Many UI elements need a rollover state, to indicate that they will do something when clicked (and aren’t a decorative element). We didn’t need this for the mobile UI, so it was something we had to add to our buttons. (Thanks to Xin Ran Liu for working with me on this!)

Rollover is also a great way to show transient information — like a tool tip. We had a few places where you tapped to get extra information, so these were easy candidates for rollover. (Note that you want to see advice while interacting elsewhere on the screen; you click to show it, rather than have it disappear as you point to a response.)

The game has lots of scrollable lists and text, so the mouse’s scroll wheel usually scrolls. We broke this convention to support another common game convention: using the scroll wheel on the map zooms in or out.

Keyboard

Although the game can be played entirely with the mouse, it’s convenient to have a keyboard shortcut for common operations like dismissing news or picking a response. To make this work, responses are numbered.

And you can reveal an illustration behind text with the space bar.
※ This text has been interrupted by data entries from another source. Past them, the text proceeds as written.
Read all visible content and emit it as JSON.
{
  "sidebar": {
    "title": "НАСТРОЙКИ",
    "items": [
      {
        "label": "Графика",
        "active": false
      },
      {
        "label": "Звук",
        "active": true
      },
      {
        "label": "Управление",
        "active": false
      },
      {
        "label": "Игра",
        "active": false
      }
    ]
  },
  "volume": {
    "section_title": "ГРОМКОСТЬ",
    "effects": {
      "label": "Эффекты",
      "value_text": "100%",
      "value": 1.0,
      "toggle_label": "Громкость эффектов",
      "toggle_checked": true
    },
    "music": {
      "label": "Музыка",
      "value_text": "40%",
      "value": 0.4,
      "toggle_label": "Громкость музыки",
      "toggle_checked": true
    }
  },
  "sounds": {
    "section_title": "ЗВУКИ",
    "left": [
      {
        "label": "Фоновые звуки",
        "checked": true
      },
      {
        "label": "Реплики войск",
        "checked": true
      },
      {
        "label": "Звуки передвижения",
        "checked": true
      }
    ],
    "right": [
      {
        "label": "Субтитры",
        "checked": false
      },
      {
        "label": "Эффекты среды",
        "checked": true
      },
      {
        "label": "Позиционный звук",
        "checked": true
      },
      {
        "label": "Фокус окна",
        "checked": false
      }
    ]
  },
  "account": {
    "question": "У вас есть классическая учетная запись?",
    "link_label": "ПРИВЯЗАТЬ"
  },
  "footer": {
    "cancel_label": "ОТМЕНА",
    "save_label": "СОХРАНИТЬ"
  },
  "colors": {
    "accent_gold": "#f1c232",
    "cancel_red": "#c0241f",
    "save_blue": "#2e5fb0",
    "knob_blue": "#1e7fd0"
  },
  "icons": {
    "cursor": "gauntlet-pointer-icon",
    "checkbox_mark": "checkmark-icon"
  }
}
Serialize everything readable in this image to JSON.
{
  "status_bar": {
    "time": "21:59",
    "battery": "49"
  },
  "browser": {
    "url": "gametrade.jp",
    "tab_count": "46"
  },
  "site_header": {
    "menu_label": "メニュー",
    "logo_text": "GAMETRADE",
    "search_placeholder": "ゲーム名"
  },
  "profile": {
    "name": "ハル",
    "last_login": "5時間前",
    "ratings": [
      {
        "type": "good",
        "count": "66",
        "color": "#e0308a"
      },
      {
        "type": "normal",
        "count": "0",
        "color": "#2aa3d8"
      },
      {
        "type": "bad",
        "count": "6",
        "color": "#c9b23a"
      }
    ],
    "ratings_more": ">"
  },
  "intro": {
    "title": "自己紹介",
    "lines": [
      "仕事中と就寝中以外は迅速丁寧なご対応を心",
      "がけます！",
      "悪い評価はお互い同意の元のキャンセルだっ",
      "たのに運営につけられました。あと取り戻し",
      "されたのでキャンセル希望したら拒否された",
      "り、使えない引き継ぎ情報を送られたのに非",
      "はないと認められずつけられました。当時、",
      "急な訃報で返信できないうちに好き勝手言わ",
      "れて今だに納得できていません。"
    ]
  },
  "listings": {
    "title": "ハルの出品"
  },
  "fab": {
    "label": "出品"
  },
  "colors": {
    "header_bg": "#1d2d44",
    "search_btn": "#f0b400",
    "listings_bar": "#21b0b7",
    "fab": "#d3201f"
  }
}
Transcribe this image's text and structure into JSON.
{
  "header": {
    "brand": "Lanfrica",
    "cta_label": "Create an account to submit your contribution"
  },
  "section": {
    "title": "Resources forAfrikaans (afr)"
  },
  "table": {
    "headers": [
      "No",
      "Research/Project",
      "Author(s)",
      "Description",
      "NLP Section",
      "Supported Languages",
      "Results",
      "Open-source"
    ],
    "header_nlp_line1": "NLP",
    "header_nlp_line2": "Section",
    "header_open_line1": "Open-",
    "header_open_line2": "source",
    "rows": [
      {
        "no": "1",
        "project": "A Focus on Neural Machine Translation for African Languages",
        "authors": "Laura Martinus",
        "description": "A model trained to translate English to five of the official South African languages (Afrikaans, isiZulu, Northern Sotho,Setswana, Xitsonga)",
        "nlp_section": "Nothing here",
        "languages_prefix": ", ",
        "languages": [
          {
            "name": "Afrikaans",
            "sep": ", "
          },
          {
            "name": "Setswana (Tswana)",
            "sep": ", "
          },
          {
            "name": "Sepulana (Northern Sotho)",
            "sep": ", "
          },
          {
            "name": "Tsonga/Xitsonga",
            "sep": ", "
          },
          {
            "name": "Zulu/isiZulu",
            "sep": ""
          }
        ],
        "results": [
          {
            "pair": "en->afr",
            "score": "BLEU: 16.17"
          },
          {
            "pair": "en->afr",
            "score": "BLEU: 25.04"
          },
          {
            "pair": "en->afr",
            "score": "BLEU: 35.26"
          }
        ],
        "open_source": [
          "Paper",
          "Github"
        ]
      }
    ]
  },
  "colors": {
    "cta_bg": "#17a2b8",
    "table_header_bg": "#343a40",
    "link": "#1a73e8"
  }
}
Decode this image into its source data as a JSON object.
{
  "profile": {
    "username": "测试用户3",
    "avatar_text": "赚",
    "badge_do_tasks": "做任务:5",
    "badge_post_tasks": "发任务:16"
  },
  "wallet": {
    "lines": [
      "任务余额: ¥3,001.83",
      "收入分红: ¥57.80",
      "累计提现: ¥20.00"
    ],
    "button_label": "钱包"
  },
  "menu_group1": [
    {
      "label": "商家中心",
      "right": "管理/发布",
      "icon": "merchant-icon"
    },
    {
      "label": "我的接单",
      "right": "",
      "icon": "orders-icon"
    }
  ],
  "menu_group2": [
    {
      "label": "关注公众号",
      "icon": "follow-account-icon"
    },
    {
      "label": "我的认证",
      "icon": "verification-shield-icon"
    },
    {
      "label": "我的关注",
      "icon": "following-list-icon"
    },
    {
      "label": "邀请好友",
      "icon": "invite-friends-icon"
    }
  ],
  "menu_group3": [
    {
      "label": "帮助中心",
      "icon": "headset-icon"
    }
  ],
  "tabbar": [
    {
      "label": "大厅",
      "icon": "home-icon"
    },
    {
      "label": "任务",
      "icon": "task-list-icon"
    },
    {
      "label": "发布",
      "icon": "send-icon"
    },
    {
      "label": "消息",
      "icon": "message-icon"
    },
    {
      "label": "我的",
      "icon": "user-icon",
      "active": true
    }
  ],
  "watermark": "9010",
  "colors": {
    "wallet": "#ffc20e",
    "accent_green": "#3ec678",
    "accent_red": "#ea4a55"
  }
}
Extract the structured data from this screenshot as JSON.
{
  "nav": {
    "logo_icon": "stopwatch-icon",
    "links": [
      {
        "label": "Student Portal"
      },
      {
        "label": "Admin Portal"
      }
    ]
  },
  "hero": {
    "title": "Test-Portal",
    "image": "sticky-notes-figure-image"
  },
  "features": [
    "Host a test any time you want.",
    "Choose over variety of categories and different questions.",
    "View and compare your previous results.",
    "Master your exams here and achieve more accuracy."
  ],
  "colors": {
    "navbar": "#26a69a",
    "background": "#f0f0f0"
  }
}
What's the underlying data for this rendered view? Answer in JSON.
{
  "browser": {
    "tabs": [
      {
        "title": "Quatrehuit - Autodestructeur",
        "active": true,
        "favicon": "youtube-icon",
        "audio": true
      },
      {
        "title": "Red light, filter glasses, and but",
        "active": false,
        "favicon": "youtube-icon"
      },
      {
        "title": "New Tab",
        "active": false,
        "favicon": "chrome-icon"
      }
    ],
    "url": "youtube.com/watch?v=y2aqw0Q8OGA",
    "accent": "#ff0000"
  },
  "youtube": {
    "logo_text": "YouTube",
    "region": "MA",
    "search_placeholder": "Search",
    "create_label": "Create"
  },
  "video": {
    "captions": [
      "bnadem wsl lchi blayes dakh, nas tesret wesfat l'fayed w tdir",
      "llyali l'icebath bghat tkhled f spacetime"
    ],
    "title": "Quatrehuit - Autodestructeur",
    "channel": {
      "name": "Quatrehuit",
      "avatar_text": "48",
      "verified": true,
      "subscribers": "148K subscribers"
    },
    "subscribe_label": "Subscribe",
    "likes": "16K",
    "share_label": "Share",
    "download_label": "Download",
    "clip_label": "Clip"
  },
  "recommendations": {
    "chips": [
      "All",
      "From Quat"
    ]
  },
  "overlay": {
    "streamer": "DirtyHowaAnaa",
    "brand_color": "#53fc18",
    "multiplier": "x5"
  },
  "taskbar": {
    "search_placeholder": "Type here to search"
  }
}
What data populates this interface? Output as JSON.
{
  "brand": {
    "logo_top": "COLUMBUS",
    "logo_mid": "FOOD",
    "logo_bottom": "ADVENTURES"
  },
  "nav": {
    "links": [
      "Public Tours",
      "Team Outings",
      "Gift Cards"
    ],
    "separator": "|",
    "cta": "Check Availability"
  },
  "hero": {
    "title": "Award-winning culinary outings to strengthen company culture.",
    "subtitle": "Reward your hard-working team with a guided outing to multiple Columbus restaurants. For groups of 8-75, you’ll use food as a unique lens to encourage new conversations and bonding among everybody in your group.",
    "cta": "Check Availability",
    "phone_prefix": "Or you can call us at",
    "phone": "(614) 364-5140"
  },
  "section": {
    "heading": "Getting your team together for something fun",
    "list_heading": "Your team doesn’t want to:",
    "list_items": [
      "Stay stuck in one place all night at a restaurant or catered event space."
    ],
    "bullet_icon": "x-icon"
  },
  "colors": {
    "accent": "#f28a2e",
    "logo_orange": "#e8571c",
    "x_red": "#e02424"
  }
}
I had wanted to let the player show advice via the keyboard, but decided not to delay the game to implement this.

Sacred Time Recap

Several King of Dragon Pass players requested a way to see what their Sacred Time allocations of clan magic were. In most cases, advisors will remind you on the relevant screen (especially in version 2, which added a lot of advice to the management screens). For example, in the Magic screen, if you put points into Quest magic, someone will have the advice “We prepared for a quest during Sacred Time. Our chance of success is good” (assuming it’s not trumped by some other circumstances).

Magic ScreenWhen I began Six Ages, I wanted to have a centralized place to see everything. Until recently, it didn’t seem like it would fit. Then Robin Laws suggested showing some other information, and I realized that the Sacred Time allocations could be added as well. (The slider lets you choose to see the gods, or the new other information.)